CVM julga processo que pode criar precedente sobre estatais

 

A Comissão de Valores Mobiliários (CVM) julga nesta terça-feira um processo que pode se tornar um precedente para casos em que há conflito de interesses em sociedades de economia mista — aquelas onde há coexistência de capital estatal e privado. A xerife do mercado de capitais acusa a União, acionista controlador da Eletrobras, de suposto abuso do direito de voto e de conflito de interesses na aprovação da renovação antecipada das concessões da empresa, em 2012.

— O julgamento é um divisor de águas na questão de como será o tratamento das sociedades de economia mista.
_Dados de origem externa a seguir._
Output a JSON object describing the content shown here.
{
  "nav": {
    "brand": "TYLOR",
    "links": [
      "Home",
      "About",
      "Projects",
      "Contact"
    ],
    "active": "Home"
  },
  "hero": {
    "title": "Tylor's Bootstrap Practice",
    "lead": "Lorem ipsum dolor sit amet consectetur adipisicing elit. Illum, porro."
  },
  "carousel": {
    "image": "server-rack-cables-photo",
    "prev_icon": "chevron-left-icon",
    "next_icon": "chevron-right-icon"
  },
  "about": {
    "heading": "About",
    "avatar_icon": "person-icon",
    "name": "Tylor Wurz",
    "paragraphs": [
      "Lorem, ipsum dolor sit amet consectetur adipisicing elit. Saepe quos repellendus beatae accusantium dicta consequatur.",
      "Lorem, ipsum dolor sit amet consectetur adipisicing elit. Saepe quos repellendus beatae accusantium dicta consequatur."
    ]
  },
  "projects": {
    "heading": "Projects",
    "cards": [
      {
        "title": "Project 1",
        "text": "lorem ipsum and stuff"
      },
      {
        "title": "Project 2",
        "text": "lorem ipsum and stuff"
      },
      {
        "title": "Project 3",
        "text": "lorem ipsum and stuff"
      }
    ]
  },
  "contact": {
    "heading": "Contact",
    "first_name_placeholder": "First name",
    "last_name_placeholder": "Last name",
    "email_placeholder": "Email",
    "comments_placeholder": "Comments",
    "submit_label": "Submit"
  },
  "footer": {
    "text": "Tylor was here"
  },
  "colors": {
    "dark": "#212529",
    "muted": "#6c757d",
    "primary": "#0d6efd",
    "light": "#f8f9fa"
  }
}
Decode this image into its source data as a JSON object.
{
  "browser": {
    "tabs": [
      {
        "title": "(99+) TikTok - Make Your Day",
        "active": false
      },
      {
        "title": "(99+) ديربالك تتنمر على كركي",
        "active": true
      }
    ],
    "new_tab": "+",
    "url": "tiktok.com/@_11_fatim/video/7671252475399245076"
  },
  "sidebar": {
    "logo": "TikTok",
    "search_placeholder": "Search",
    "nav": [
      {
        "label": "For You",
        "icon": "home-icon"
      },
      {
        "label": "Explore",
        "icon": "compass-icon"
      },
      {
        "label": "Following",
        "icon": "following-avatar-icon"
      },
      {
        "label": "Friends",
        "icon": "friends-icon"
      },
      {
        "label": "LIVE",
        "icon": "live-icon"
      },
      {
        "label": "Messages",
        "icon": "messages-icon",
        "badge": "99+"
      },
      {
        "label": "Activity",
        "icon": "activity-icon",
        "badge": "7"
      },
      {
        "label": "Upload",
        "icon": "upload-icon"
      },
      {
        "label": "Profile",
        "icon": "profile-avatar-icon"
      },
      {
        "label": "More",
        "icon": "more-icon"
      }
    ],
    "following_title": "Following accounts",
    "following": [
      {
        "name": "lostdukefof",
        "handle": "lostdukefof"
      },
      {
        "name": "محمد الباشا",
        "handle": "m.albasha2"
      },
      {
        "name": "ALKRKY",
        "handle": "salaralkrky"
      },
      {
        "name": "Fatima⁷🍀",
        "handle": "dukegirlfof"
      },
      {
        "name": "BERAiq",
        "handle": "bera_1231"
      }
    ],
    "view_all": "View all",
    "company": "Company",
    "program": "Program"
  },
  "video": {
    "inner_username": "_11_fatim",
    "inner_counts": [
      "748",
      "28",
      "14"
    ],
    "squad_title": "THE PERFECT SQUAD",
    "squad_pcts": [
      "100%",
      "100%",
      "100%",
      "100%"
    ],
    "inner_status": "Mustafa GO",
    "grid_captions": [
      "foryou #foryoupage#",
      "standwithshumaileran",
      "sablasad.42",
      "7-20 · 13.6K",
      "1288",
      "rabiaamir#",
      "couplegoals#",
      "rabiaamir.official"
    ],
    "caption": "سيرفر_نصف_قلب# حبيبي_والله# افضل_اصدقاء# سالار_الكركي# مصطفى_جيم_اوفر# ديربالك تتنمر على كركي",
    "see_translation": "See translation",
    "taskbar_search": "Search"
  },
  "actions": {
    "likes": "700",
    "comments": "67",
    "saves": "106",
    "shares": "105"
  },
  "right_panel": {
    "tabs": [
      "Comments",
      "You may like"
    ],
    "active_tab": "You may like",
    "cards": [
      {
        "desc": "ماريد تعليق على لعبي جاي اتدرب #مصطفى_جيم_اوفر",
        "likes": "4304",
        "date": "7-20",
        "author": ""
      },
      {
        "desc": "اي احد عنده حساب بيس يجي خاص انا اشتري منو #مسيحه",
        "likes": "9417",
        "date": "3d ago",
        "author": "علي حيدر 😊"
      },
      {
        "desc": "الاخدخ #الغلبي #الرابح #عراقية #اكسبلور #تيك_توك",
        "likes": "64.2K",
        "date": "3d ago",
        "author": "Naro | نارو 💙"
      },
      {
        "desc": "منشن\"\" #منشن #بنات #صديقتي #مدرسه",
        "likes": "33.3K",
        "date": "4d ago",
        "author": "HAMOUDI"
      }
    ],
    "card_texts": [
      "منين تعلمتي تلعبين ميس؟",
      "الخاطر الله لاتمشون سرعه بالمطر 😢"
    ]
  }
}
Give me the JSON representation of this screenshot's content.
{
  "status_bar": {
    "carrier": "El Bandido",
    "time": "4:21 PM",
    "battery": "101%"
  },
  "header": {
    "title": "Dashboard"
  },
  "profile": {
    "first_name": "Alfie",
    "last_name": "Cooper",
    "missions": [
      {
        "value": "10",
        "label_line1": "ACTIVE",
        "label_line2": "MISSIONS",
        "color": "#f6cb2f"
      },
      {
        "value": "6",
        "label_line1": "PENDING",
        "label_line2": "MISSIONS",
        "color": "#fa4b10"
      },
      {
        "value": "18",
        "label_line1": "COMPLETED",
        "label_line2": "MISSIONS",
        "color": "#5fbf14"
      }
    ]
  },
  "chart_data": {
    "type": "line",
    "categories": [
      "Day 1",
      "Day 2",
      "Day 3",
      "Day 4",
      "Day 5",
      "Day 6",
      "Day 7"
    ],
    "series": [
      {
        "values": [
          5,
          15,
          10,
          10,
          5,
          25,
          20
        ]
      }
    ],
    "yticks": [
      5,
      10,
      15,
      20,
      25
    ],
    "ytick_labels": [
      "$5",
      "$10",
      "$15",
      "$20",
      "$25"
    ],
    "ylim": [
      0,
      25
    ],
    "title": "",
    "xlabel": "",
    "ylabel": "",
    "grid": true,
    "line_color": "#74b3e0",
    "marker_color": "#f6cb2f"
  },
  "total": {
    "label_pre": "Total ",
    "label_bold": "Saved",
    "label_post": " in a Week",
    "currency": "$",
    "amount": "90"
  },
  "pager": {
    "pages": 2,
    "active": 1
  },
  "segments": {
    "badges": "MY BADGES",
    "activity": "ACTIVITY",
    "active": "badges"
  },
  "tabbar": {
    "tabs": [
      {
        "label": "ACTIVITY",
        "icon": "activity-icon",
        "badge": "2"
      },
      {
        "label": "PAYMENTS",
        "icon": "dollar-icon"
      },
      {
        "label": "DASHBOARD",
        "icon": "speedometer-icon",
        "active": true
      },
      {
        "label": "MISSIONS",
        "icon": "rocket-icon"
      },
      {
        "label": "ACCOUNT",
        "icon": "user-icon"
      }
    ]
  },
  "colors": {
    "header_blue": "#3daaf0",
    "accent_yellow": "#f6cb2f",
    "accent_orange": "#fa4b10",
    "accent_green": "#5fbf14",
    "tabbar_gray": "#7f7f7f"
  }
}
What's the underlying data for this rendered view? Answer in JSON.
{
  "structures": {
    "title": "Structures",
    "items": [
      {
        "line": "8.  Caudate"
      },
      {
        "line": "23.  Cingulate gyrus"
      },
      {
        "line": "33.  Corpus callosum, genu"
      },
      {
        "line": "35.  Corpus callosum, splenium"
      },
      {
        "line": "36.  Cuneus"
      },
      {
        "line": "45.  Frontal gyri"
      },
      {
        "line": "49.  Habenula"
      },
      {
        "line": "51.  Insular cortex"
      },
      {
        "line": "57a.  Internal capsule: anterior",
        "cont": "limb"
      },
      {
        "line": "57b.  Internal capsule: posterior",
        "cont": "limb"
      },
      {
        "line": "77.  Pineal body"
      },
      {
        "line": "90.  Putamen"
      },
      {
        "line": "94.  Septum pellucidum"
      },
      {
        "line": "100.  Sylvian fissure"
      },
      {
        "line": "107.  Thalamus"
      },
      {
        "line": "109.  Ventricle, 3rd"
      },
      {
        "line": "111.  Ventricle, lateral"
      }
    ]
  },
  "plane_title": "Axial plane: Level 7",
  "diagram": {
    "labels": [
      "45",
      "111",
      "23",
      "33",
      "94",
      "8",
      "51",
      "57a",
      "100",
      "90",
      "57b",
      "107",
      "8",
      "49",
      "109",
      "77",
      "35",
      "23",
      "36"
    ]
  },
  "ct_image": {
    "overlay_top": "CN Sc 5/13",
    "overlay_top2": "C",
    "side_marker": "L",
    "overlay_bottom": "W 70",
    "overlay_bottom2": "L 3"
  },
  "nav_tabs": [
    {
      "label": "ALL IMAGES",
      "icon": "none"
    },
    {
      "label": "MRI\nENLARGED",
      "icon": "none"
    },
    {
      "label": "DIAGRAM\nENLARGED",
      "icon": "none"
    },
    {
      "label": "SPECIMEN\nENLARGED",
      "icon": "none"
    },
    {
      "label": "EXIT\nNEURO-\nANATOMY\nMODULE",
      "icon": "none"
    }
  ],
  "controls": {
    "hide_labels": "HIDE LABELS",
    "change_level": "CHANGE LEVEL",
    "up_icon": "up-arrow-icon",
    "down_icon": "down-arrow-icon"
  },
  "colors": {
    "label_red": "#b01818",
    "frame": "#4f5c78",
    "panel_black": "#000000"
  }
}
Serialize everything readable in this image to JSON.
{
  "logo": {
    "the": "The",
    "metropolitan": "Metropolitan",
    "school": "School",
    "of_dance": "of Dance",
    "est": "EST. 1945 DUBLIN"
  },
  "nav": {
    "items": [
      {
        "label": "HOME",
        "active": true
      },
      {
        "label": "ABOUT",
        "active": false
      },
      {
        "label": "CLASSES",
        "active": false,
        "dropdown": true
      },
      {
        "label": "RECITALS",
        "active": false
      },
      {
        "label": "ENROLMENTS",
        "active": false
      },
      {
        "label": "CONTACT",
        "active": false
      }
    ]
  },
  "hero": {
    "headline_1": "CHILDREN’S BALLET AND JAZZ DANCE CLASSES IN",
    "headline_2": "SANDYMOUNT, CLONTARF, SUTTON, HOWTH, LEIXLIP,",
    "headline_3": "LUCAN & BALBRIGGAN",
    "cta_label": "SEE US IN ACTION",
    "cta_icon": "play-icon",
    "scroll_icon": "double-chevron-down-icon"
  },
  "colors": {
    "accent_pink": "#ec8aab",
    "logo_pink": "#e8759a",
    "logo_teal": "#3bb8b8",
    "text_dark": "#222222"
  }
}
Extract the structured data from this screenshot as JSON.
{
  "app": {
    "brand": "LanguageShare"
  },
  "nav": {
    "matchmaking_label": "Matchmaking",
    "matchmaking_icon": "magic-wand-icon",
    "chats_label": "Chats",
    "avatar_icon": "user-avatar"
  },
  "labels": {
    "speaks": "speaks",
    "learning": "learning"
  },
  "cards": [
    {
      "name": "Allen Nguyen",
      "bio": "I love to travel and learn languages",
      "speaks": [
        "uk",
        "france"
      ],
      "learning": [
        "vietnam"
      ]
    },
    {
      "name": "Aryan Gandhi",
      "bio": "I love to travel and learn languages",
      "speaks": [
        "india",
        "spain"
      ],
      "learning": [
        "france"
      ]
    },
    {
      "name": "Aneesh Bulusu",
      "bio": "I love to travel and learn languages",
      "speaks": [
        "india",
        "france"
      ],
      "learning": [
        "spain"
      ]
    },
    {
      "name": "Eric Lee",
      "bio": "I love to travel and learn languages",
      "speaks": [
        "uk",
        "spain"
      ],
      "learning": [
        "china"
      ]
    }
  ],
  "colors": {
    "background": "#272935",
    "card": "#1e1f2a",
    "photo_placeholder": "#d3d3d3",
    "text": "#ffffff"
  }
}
É importante não apenas para o setor elétrico, mas para deixar claras as regras de investimento como um todo — disse o diretor executivo do Grupo Safira Energia, Mikio Kawai Jr.

 

Em 2012 o governo, buscando reduzir as tarifas de energia elétrica, editou a medida provisória (MP) 579, que previa a renovação antecipada das concessões das distribuidoras. Em troca, estas reduziriam as tarifas. Nem todas aderiram, mas a Eletrobras, em assembleia, aprovou o plano, com voto a favor da União. Só que as distribuidoras que aderiram acabaram amargando fortes prejuízos em 2014.

O processo da CVM apura se houve responsabilidade da União pelo descumprimento da Lei de Sociedades Anônimas. O artigo 115 prevê que o voto do acionista seja no interesse da companhia. Caso resulte em dano à empresa ou a outros acionistas, ele poderá ser considerado abusivo. Se houver conflito de interesses, o acionista não poderá votar.

RELATORA VÊ POLÊMICA

Em junho de 2014, a União propôs à CVM celebrar um termo de compromisso: realizaria um evento com um tema de interesse do mercado de capitais e a presença do ministro da Fazenda. A autarquia não aceitou e deu continuidade ao processo.

Em seu voto na época, a diretora da CVM Luciana Dias, relatora, defendeu que o processo fosse a julgamento “para orientar a prática do mercado em casos semelhantes”. Segundo ela, “a tensão entre interesses públicos e privados que se encerram (nas sociedades de economia mista) continua um ponto bastante polêmico”. Para Luciana, o processo permitirá que a CVM se pronuncie “sobre os limites da atuação do Estado enquanto acionista controlador de sociedades de economia mista no que diz respeito ao direito de voto nas assembleias gerais”.

— O resultado (do julgamento) vai ser muito importante para dizer ao mercado o que é comprar ações de empresas estatais, se os investidores que acreditam nesses papéis têm proteção ou não — afirmou o presidente da Associação de Investidores no Mercado de Capitais (Amec), Mauro Rodrigues da Cunha.

VALOR DA MULTA É BAIXO

Caso seja condenada, a União pode pagar multa de até R$ 500 mil, 50% do valor da operação irregular ou três vezes o montante da vantagem econômica obtida — o valor que for maior. Para o sócio-diretor da consultoria GV Energy & Associados Pedro Machado, o julgamento é importante, mas a multa é pequena diante dos desequilíbrios observados no setor:

— A multa máxima é muito pequena perto dos efeitos reais da MP 579 não só para a Eletrobras como para o setor elétrico como um todo.

O processo foi aberto após duas reclamações de minoritários: Eduardo Duvivier Neto e o fundo norueguês Skagen. Para o representante de Duvivier, o advogado Rafael de Moura Rangel Ney, do Lobo & Ibeas, houve abuso de poder.

Procurada, a Eletrobras informou que não iria se pronunciar antes de haver uma decisão. Segundo a companhia, representam a União em seu Conselho de Administração os ministérios do Planejamento e de Minas e Energia, o BNDES e a Secretaria do Tesouro Nacional. O BNDES não quis comentar. Minas e Energia, Planejamento e Tesouro não retornaram até o fechamento desta edição. Já a Advocacia-Geral da União informou que vai apresentar sua defesa durante o julgamento. Parecer de 2013 sustentou não haver indício de crime.